Brown Sugar Pecan Coffee Cake
- 2 cups all-purpose flour
- 1 tsp baking soda
- 1/2 tsp baking powder
- 1/2 tsp salt
- 1/2 cup butter (at room temp)
- 1 1/2 cups sugar
- 3 eggs
- 1 cup sour cream or plain Greek yogurt
- 1 tsp vanilla extract
- 1 cup brown sugar packed
- 1 cup pecans (optional) finely chopped
- 1 tsp cinnamon
- 4 tbsp flour
- 4 tbsp butter melted
- Preheat oven to 350°F. Place Fluted Square Mold on Perforated Baking Sheet and set aside. With an electric mixer, cream butter and sugar until light and fluffy.

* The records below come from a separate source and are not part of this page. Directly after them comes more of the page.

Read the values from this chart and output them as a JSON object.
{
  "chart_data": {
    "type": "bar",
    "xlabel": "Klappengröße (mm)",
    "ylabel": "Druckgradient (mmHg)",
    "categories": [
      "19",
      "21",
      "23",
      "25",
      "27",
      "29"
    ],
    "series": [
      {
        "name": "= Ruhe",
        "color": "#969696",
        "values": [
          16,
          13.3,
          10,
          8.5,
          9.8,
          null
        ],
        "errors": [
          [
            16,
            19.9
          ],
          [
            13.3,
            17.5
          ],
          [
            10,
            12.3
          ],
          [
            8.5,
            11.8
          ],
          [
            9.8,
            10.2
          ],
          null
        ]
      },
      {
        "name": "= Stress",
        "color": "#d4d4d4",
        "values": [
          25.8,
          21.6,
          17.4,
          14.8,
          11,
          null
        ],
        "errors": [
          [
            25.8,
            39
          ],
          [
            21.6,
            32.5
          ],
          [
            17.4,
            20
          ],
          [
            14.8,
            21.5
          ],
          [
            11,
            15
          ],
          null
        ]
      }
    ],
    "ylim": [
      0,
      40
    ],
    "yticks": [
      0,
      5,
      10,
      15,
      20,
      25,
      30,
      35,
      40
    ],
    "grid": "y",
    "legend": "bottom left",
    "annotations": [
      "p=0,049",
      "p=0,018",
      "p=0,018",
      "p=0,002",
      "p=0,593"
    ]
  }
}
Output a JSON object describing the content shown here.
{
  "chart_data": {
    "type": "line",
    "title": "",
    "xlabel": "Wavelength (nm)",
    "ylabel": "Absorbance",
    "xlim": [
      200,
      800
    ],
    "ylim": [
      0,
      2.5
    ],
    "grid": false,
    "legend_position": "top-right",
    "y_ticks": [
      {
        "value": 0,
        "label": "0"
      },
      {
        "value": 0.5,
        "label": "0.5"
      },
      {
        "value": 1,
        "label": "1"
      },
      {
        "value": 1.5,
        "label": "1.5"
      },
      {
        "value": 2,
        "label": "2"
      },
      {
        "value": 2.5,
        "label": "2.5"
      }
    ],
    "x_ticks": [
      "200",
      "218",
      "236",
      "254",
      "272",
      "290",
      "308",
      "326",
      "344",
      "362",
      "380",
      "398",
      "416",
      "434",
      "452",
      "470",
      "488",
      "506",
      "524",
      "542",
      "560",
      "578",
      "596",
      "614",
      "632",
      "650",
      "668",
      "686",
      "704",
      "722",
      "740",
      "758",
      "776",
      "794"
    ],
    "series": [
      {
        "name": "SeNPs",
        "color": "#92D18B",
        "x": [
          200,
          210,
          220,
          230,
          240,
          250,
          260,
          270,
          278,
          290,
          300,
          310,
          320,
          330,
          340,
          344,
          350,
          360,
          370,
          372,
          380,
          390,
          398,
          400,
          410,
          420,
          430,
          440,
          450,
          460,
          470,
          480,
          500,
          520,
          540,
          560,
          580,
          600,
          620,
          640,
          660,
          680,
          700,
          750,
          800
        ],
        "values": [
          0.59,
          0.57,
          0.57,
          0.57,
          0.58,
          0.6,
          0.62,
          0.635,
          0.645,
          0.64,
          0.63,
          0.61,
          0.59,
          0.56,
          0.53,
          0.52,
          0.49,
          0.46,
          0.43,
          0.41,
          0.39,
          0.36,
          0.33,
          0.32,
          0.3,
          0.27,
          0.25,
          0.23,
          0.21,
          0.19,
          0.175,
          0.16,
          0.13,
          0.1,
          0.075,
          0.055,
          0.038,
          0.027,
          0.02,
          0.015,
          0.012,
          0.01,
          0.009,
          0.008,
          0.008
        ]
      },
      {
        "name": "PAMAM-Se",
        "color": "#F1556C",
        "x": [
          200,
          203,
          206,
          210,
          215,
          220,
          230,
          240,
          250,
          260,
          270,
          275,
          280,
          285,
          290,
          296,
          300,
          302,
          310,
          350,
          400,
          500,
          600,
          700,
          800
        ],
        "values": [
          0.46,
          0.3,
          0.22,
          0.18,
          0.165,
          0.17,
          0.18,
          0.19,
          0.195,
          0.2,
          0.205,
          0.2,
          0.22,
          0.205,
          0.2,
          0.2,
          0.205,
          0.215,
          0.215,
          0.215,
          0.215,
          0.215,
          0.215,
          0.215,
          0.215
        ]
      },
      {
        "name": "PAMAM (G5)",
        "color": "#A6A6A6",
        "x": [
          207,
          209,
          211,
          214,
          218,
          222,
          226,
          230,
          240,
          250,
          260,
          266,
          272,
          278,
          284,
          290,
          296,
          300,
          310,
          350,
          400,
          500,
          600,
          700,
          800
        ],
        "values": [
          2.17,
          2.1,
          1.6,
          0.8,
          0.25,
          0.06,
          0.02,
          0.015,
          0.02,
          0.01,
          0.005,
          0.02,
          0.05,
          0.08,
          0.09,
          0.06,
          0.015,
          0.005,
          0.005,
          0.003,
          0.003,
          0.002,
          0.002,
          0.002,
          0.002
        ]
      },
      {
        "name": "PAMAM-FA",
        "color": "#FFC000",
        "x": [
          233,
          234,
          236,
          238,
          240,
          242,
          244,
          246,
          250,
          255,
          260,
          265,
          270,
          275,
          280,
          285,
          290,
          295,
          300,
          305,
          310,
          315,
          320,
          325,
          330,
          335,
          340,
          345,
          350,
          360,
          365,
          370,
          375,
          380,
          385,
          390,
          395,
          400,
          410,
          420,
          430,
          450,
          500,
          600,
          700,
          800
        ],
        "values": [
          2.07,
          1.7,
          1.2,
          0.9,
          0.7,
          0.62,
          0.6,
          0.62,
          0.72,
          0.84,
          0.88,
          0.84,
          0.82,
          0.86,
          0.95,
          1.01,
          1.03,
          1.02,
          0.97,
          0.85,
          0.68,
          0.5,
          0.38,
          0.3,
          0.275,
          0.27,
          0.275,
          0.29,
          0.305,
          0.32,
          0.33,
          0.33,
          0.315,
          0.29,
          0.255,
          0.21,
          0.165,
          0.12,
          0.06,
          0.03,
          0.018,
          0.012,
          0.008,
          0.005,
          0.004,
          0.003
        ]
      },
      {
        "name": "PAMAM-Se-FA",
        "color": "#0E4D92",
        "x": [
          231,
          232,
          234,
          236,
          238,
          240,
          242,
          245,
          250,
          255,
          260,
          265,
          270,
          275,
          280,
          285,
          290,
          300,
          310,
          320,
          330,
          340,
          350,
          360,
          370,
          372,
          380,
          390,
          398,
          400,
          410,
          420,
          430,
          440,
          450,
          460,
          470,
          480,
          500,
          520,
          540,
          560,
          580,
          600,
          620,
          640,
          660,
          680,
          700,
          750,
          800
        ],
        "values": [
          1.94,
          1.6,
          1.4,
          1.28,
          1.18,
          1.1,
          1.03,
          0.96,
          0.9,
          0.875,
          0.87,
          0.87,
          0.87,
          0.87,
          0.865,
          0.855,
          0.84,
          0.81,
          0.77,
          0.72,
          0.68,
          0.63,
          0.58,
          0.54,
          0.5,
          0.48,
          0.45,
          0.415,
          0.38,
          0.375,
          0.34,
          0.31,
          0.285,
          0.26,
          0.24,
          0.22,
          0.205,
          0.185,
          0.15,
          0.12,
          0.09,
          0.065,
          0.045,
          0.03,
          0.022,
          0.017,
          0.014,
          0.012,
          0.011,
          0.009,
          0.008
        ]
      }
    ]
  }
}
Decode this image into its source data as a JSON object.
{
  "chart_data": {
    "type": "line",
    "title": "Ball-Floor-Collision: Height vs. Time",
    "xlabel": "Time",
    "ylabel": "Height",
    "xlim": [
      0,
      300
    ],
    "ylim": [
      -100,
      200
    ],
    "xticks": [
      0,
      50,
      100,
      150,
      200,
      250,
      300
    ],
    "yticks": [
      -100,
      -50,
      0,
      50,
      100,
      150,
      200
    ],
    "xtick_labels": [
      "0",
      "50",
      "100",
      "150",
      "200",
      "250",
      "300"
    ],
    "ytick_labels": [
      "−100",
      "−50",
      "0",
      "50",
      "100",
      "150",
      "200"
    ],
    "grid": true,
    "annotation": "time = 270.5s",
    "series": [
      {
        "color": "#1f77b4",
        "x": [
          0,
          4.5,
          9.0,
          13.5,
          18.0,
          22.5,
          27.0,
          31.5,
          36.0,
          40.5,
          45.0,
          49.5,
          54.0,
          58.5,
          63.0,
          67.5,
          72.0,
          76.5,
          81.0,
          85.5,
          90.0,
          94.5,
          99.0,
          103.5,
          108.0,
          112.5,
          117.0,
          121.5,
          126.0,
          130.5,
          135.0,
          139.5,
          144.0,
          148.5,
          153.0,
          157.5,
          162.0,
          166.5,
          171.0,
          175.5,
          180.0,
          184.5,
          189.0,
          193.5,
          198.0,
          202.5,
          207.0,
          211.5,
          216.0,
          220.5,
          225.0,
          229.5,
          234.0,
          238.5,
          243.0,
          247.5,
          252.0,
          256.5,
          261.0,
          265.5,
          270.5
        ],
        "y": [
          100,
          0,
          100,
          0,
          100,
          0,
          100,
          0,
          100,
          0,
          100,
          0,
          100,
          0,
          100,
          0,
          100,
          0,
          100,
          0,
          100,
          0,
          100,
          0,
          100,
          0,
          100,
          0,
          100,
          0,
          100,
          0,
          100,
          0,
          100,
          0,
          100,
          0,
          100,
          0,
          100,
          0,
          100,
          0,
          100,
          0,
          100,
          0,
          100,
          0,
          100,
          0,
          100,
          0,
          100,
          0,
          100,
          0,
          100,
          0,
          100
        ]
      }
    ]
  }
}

- Beat in eggs one at a time. Set aside. In a separate mixing bowl, whisk together flour, baking soda, baking powder and salt. With the electric mixer on low add the flour mixture one spoonful at a time. Add sour cream and vanilla and mix for an additional 30 seconds.
Directions for brown sugar streusel:
- Mix brown sugar, nuts, cinnamon and flour until incorporated. Stir in melted butter until crumbly.
Directions for assembling the cake:
- Add 1/3 streusel to the bottom of fluted mold. Add half of the cake batter. Then layer 1/3 streusel. Top with remaining batter and with remaining streusel. Bake 50 minutes or until knife comes out clean.
- Let cake cool cake in mold then turn cake out onto a serving plate.